I mean, this is the fourth best emcee in the Clan delivering this Nas-on-It-Aint-Hard-to-Tell level verse. Almost incomprehensibly badass, and coming from a guy who never had a solo career take off like that of the majority of the Wu’s emcees. No other group in popular music can lay claim to this type of depth, end of story.

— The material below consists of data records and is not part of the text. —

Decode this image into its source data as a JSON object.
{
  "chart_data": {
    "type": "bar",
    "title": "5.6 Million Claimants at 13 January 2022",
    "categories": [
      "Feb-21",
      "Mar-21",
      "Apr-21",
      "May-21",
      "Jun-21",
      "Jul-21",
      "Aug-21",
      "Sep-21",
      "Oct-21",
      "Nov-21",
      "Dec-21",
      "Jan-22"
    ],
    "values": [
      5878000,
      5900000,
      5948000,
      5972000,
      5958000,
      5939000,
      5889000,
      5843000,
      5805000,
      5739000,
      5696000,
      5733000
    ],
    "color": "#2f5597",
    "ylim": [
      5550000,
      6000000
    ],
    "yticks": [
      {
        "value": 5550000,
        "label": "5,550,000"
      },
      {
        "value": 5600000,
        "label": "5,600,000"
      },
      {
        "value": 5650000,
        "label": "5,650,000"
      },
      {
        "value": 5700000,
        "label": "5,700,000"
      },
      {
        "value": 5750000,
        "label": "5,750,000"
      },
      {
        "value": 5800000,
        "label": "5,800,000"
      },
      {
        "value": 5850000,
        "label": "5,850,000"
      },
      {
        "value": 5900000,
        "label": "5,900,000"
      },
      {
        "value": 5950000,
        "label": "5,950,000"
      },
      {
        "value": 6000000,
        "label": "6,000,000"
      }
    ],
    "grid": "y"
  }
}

6. Criminology. Raekwon. Only Built 4 Cuban Linx. 1995;

http://www.youtube.com/watch?v=9yUk683Sl3U
Featuring: Ghostface Killah, Raekwon

A track that basically sets the template for the successful Wu solo track, “Criminology” excels in its universally dominant production( the RZA goes mainstream on this shit with pinpoint accuracy) and pitch-perfect interplay between Ghost and Rae. (Ghost: “No questions!/I’ll send your ass back right to the essence!” Rae: “Fuck rap! Hip-hop for me off top!”) Forsaking Kung-Fu samples for excerpts from Scarface, “Criminology” put the non-African “gangsta” in Gangsta Rap. Ghost and Rae conceive of themselves as something more grandiose than kings of the block, something above killing gang rivals merely for the sake of loyalty. A decade and a half later, Rick Ross would proclaim that he thought he was Big Meech, he thought he was Larry Hoover, and release a classic track in “B.M.F.” But he’s no Big Meech. He’s no Larry Hoover. To paraphrase former Democratic Vice-Presidential candidate Lloyd Bentsen, I’ve met the two men who first proclaimed to be Big Meech and Larry Hoover, and you’re no Ghost or Rae, Mr. Ross. Every Don Corleone-inspired rap song you’ve ever heard owes a debt to this track for making the Gambino rap song mainstream in the same way N.W.A. make the gangsta rap song mainstream in 1988.